Implementing condition monitoring can reduce the frequency and cost of equipment maintenance. Specifically, vibration analysis can provide valuable insight into machine condition, flagging up problems before extensive damage occurs. This article explains the steps machine builders should take to reduce the likelihood of bearings being the root cause.
With large numbers of rolling elements in industrial machines, it can be tricky to decipher exactly what is going on inside a unit. Condition monitors often use accelerometers to measure vibration. It is possible to differentiate between vibrations by examining the individual frequencies present in the overarching vibration signal. These frequencies can then be used to match to individual parts or certain malfunctions.
This analysis can warn of faults well before failure. In the case of bearings, it is possible to detect excessive rolling element wear or damage due to poor fitting techniques enabling bearing replacement. The alternative would be to allow the bearing to deteriorate further and potentially cause other components to fail.
Other problems that vibration analysis can detect are misalignment, lubricant problems or incorrect shaft/housing fits. With early detection, it may be possible to rectify these issues well before costly bearing failure.
As a safety net, regular vibration analysis can be used to confirm bearing condition and prevent catastrophic failure. However, if the right precautions are taken to lessen bearing vibration during machine design and bearing selection, the likelihood of faults is greatly reduced.
From a bearing manufacturing perspective, a low noise or vibration rating is achieved by paying attention to the surface finish of the raceways and balls, their roundness and selecting the correct cage design.

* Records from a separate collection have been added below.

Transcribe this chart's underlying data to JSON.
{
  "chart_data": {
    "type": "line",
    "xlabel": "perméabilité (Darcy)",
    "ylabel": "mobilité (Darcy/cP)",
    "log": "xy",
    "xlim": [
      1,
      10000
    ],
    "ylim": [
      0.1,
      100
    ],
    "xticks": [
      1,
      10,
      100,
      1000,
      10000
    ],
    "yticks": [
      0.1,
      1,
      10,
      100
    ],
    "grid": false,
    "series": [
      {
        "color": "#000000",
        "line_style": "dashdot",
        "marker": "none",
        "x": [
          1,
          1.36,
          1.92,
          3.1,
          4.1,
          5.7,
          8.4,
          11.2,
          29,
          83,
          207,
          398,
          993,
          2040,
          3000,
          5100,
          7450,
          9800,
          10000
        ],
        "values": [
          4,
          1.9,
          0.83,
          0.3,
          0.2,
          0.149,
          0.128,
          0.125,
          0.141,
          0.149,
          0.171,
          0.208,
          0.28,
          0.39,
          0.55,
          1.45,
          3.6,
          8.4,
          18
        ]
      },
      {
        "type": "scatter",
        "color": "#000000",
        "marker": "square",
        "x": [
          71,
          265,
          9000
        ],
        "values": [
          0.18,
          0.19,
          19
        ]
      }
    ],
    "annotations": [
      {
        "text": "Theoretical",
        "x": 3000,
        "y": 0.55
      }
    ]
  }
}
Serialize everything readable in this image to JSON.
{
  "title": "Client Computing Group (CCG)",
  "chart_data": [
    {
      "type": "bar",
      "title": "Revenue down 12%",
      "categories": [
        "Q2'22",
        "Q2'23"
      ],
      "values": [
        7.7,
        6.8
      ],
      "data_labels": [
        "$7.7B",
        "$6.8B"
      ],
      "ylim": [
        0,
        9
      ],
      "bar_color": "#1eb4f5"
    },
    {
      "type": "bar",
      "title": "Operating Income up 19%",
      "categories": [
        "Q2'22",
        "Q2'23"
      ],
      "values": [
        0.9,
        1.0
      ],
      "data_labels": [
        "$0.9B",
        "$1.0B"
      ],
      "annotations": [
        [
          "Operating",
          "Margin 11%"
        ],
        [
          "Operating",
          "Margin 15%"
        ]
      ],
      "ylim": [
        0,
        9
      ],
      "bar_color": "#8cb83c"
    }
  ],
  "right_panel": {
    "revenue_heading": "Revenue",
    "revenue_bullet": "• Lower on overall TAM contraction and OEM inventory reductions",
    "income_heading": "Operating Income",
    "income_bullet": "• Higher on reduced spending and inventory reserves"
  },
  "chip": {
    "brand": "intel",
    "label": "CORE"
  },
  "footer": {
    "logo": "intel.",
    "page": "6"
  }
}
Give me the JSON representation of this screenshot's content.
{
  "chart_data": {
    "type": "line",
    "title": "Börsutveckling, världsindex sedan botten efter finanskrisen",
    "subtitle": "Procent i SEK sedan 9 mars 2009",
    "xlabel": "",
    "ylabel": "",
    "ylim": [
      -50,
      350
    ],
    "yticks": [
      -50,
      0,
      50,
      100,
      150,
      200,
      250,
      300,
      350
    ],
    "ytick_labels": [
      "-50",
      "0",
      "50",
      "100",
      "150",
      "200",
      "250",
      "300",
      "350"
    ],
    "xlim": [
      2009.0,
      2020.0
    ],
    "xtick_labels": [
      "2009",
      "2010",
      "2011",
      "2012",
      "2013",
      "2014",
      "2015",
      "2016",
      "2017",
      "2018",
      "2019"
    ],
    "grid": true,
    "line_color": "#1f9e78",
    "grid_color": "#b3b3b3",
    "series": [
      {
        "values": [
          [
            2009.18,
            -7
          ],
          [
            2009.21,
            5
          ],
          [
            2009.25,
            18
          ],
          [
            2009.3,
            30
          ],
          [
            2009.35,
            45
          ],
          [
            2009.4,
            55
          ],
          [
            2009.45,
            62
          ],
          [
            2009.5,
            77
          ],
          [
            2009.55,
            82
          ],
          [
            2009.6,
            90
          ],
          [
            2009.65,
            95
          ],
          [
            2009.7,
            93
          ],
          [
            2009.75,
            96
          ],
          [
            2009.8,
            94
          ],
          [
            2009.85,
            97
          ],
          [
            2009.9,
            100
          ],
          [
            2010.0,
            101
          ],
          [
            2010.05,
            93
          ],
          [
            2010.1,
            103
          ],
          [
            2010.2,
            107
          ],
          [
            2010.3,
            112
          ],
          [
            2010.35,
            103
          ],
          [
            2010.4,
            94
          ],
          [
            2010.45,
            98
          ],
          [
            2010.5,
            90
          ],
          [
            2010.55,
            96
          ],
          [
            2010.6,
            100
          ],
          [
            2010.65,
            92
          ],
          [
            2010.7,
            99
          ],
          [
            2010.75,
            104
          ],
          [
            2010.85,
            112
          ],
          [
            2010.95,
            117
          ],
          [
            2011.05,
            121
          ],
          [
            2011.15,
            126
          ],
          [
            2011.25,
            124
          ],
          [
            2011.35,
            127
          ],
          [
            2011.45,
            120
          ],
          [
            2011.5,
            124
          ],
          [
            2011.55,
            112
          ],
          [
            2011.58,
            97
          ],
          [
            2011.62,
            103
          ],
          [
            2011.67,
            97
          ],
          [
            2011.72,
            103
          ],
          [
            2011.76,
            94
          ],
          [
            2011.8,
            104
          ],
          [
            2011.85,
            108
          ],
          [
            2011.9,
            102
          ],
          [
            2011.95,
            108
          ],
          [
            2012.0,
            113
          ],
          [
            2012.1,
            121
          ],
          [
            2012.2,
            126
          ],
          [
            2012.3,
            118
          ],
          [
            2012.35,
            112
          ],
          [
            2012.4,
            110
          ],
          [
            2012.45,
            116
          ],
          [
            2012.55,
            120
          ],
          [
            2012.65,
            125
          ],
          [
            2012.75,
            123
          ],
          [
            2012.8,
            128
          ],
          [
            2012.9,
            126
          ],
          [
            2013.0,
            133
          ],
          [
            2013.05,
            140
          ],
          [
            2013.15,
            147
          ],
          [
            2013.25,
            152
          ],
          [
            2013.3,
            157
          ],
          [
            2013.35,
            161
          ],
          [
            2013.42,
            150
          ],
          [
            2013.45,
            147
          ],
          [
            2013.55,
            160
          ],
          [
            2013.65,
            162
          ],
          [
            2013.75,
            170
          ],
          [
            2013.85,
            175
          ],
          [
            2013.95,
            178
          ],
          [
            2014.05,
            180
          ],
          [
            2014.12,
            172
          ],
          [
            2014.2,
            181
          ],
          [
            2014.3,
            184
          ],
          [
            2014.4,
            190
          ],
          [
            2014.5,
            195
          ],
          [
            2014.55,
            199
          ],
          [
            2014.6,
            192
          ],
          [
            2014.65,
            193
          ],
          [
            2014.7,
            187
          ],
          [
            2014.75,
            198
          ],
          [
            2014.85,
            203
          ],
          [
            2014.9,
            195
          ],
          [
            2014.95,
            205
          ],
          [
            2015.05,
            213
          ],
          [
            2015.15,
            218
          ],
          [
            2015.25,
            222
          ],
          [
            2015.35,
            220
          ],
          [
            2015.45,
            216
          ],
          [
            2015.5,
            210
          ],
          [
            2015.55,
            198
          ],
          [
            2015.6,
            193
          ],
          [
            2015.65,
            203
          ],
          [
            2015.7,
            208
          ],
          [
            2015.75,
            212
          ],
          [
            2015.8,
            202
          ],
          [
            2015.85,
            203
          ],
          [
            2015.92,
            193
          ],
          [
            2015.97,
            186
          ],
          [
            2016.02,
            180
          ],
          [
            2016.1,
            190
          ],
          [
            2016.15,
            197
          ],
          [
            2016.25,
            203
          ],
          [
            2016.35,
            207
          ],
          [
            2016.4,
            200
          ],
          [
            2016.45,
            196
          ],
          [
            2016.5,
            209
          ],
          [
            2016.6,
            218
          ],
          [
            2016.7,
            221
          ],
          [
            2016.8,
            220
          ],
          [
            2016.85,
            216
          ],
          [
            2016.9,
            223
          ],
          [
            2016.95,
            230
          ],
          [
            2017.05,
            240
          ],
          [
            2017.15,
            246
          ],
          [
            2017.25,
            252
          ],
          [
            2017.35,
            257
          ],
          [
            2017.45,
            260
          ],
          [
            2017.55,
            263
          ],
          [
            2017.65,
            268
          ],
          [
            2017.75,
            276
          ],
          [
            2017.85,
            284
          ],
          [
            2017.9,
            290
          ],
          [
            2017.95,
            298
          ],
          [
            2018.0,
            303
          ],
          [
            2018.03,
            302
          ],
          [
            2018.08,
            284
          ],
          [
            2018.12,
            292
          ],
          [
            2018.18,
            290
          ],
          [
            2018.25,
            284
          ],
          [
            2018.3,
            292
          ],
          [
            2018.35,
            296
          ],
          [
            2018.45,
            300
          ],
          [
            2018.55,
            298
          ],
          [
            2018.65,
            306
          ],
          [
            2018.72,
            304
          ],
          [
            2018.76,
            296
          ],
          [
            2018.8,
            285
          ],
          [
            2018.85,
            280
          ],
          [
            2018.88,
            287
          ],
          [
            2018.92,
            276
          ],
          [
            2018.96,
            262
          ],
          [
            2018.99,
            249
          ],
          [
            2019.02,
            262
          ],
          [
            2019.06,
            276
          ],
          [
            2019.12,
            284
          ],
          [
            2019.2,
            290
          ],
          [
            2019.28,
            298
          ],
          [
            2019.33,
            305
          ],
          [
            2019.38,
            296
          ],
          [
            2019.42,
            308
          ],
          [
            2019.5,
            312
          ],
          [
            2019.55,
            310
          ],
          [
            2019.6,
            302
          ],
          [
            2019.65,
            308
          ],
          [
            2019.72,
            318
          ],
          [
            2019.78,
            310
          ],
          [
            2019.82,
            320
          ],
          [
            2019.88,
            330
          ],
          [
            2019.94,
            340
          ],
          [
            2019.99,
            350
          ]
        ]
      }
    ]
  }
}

Finely filtered low noise greases can also be used to reduce vibrations. These contain fewer, smaller solid particles which can generate noise when they pass between the balls and raceway.
Accidental dirt or dust contamination can also increase noise and vibration levels, as this inevitably affects the rollability of the bearing. Bearing shields or, even better, contact seals are a good solution to this problem.
Choose the Right Lubrication
To maintain rollability, it is vital that bearings are lubricated sufficiently and to a suitable fill level dependant on torque, speed and load requirements. Equally the type of lubrication should be carefully considered for the application, based on temperature, speed and environmental conditions.
If bearings are found to be inadequately lubricated, or filled with an incorrect grease, manufacturers should contact a bearing supplier to inquire about bearing relubrication.
Pay Attention to Radial Play
The bearing’s internal clearance can make a big difference. Choose tighter clearances for accurate running but beware of any temperature differences that reduce internal clearances during operation. Choose looser clearances where interference fits are used or there is slight misalignment between shaft and housing.
Keep to Load Limits
As tempting as it may be, end users should avoid using a bearing close to its maximum load capacity. Bearing load ratings are only a guide. In reality, bearings should be used at around a tenth of the dynamic load rating if long life is required. Heavier loads can be tolerated, but the bearing lifespan will be shortened.
Handle with Care
Fitting the bearing inner ring on to a shaft by pressing on the outer ring, transfers the fitting force via the balls and will damage the raceways. A heavy shock load can occur when the bearing is dropped on to a hard surface which can also cause damage, leading to high levels of vibration.
Condition monitoring is becoming more prevalent and this technology allows for early identification of bearing problems but, by taking precautions to prevent issues arising in the first place, machine builders can ensure their bearings are fitted to last.